Et pourtant. Prisma Media est le leader de la presse magazine en France. Son chiffre d'affaires depuis 2021 atteint 1,68 milliard d'euros. Les bénéfices nets cumulés sur la même période ? 42 millions d'euros. En 2025, l'entreprise a dégagé 6 millions de bénéfices. Un résultat positif. Pas de quoi justifier une saignée de cette ampleur, même du point de vue comptable. « Comment une entreprise bénéficiaire peut se dire je vais supprimer 40 % de mes postes ? », interroge un représentant du personnel dans la vidéo. La question reste sans réponse de la direction.
Les documents en attestent : l'administration du travail n'a plus le droit de contrôler le motif économique d'un PSE depuis les ordonnances Macron. Une entreprise peut licencier massivement tout en gagnant de l'argent. C'est la loi. Mais est-ce acceptable ?
La méthode Bolloré : racheter, casser, orienter
Vincent Bolloré ne découvre pas la presse magazine avec Prisma. Il possède déjà CNews, Europe 1, Le Journal du Dimanche. Sa méthode est rodée. Isabelle Roberts, journaliste et co-auteure de « 253 articles de l’Empire », la décrit : « Mettre un agent provocateur, un épouvantail. Ça peut être une personne, un article. » À Paris Match, ce fut une couverture sur un cardinal ultra-conservateur. La réaction en chaîne — grèves, tensions — permet de proposer des départs.
Chez Prisma, le scénario s'accélère à l'été 2025. La PDG Claire Léost quitte son poste fin août. Arrivent alors trois hommes surnommés « les Daltons » par les salariés : Gérald Brise-Viret, directeur général de Canal Plus ; Serge Jar ; et Michel Siboni. Arnaud Lagardère devient PDG de Prisma Media. « Ces petits hommes gris, les personnes sur qui Bolloré peut compter, qui vont avoir le petit doigt sur la couture du pantalon », témoigne un salarié.
Voilà. Le 22 juillet 2025, la direction signe un accord social pour un premier PSE de 54 salariés. Le lendemain, 23 juillet, elle annonce le rachat de deux titres — France Dimanche et Ici Paris — qui apportent 30 journalistes supplémentaires. Exactement le nombre de postes de journalistes supprimés dans le PSE. « La négociation a été déloyale », dénonce un représentant du personnel.
Une victoire judiciaire, une guerre qui continue
Face à ce qu'ils considèrent comme un camouflet, les syndicats portent l'affaire devant les tribunaux.
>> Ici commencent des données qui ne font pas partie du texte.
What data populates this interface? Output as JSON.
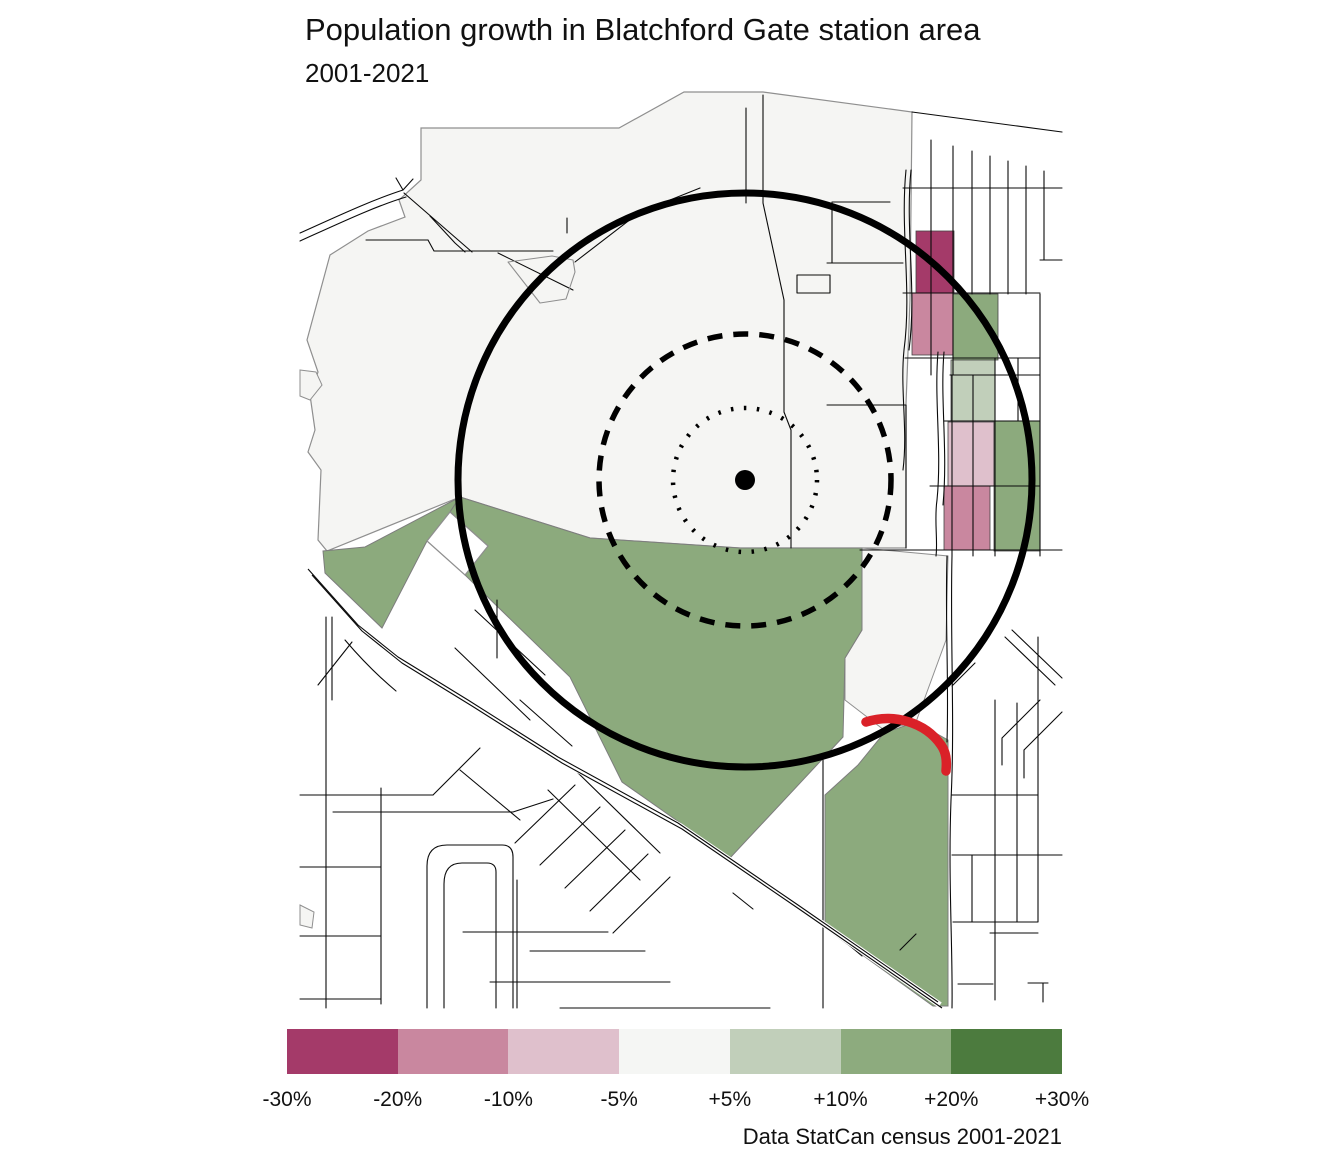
{
  "header": {
    "title": "Population growth in Blatchford Gate station area",
    "subtitle": "2001-2021"
  },
  "caption": "Data StatCan census 2001-2021",
  "legend": {
    "labels": [
      "-30%",
      "-20%",
      "-10%",
      "-5%",
      "+5%",
      "+10%",
      "+20%",
      "+30%"
    ],
    "colors": [
      "#a43a69",
      "#c9879f",
      "#dfc0cc",
      "#f5f6f4",
      "#c1cfba",
      "#8dab7e",
      "#4c7b3e"
    ]
  },
  "map": {
    "colors": {
      "stable": "#f5f5f3",
      "growth_5_10": "#c1cfba",
      "growth_10_20": "#8caa7d",
      "decline_5_10": "#dfc0cc",
      "decline_10_20": "#c9879f",
      "decline_20_30": "#a43a69",
      "road": "#0a0a0a",
      "boundary": "#8f8f8f",
      "ring": "#000000",
      "highlight": "#da2128",
      "white": "#ffffff"
    },
    "rings": {
      "outer_style": "solid",
      "middle_style": "dashed",
      "inner_style": "dotted"
    },
    "station": {
      "marker": "filled-dot"
    },
    "scale_breaks": [
      "-30%",
      "-20%",
      "-10%",
      "-5%",
      "+5%",
      "+10%",
      "+20%",
      "+30%"
    ]
  }
}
En décembre 2025, ils obtiennent gain de cause. La cour d'appel administrative donne raison aux représentants du personnel. La direction est reconnue déloyale dans sa consultation du CSE. « On ne peut pas faire ce qu'on veut », insiste un délégué syndical. « Il faut que les délégués du personnel puissent faire leur travail. Sinon, ce serait reconnaître qu'on peut masquer des informations en toute liberté. » La décision n'arrête pas le plan social. Mais elle envoie un signal.
Pourquoi une telle obstination à tailler dans les effectifs d'une entreprise rentable ? La réponse dépasse la simple gestion. Prisma Media n'est pas une vache à lait. C'est un levier d'influence.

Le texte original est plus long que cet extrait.